Messages can be communicated or inferred through actions. A company with an inclusive hiring process communicates the message that diversity matters without “saying” it, for instance. Communication professionals like content strategists can help ensure that the right messages are being inferred and communicated.

Targets

This part is a little confusing, but you just have to trust me and try it out. In VMT, targets can refer to both audiences and goals — whom we want to reach, how we want to reach them, and what we need to have happen when we do reach them.

Clear targets are specific. The audience isn’t everyone. It’s a specific group of people interested for a specific reason, or a specific change in behavior, or a specific quantity of something to be accomplished, and so forth.

Missions have targets. They’re for someone, or trying to accomplish something specific, or both. You have a vision for the world you want. Let’s say your vision is a world where U.S. cities aren’t dominated by cars. Your point-of-view (voice) in part is is that normalizing biking—getting people onto bikes, teaching them to bike, getting bikes into their hands, etc.—is the way to do it. Because of this combination, your missions might include the activity of helping cities organize bike to work days. That specific mission might have specific audience targets such as city managers, local bike collectives, or major employers. Those audiences will be interested in messages about the value it can bring to the city, the success of past events, and the support you’re capable of providing. That is a different set of audiences, and a different set of messages, than the mission (activity) of running a bike to work day in a partner city. That mission will require reaching citizens, smaller businesses, new cyclists, and so forth. You might also set specific communication goals related to the number of people you want to reach or impact. And those people will be interested in different messages.

Tone

Targets and tone exist in the contextual layer of the VMT framework — the choices we make with respect to our targets (audiences and goals) necessarily influences the tone used to communicate to, with, and about those audiences and our activities. Tone is responsive; while our voice remains consistent, because our point-of-view about the world we want does not change rapidly nor contextually, the tone of our communications and messages responds to the audience, subject, timing, and so forth.

Clear tone is appropriate. Talking about a small thing like it’s a big thing is inappropriate, and vice-versa. Talking very excitedly about a very boring thing is inappropriate, and vice-versa. Talking in a familiar way to an audience that doesn’t know you very well is inappropriate, as is communicating with people you have a relationship with as if they are strangers. You can likely imagine examples of all of these inappropriate tones in user interface and marketing copy you encounter in everyday life.
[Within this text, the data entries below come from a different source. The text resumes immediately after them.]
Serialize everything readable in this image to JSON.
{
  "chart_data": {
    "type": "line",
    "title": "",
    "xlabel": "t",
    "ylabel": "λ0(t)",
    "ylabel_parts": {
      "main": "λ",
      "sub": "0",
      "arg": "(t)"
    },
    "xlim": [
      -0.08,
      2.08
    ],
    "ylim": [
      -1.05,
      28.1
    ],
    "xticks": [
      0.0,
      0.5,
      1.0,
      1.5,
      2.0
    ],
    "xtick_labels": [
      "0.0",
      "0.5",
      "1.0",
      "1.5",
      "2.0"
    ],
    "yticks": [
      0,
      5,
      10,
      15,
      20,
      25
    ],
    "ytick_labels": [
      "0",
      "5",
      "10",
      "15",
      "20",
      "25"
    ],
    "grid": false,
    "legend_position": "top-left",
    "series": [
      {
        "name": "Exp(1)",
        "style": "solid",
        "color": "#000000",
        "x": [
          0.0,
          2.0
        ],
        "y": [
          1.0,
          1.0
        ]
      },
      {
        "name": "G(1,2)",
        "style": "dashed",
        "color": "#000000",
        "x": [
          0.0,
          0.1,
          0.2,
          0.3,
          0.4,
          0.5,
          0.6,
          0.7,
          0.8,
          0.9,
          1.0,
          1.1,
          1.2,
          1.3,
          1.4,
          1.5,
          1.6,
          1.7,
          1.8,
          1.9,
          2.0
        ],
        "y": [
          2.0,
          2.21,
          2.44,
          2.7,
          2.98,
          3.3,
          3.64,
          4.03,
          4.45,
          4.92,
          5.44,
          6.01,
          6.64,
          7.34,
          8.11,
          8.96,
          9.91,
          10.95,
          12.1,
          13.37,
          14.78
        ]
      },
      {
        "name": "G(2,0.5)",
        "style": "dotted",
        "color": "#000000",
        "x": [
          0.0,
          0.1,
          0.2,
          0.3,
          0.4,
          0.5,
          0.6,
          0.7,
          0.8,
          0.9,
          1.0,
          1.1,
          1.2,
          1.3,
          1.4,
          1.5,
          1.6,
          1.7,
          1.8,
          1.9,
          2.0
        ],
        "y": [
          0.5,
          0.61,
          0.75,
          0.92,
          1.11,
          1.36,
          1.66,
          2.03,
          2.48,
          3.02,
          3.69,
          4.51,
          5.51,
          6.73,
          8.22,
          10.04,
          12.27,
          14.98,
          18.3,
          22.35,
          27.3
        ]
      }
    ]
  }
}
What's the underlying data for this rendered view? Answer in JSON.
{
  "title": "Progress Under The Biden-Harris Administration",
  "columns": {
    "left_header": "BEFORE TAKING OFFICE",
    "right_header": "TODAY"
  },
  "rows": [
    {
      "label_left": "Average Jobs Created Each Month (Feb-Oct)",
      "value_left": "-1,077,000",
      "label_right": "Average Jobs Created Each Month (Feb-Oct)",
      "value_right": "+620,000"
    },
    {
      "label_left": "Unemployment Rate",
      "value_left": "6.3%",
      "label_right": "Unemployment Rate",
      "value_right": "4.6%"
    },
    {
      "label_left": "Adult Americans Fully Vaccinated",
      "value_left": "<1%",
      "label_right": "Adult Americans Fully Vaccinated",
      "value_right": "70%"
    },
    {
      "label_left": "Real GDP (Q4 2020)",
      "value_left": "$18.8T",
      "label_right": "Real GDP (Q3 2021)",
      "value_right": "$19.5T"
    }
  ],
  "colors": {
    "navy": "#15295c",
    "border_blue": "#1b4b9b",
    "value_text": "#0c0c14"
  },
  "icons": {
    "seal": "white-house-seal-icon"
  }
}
Tone is tricky and getting it right keeps plenty of savvy web writers well-employed. Personas and other audience-focused tools are again helpful for clarifying tone. An empathy map makes a nice partner to your personas and can help your writers put themselves in your audience’s shoes and craft a more appropriate tone.

Example Applications

In my practice, I use VMT to teach digital strategy and content strategy, to guide discovery and project planning with clients, to explain concepts and shape conversations as a business mentor, and to organize my own digital strategy toolbox. You might also use it to:

  • Plan design, research, and other activities in each area to bake-in clarity for a new initiative.
  • Use as an outline for a one-day content strategy workshop, facilitating conversation in each area with a client team (participants could add post-its with potential problems to a poster for each of the six areas).
  • Map your org chart against the VMT framework to see if there are potential leadership gaps or conflicts.
  • Tell a story about content strategy to people on the “business” side of the framework, or vice-versa.
  • Gap analysis — guide discovery work to identify strategy, documentation, or operations gaps in each area.
  • Provide structure for a lecture, learning plan, or syllabus in teaching digital strategy and content strategy.
  • Organize your own digital strategy and communications toolbox.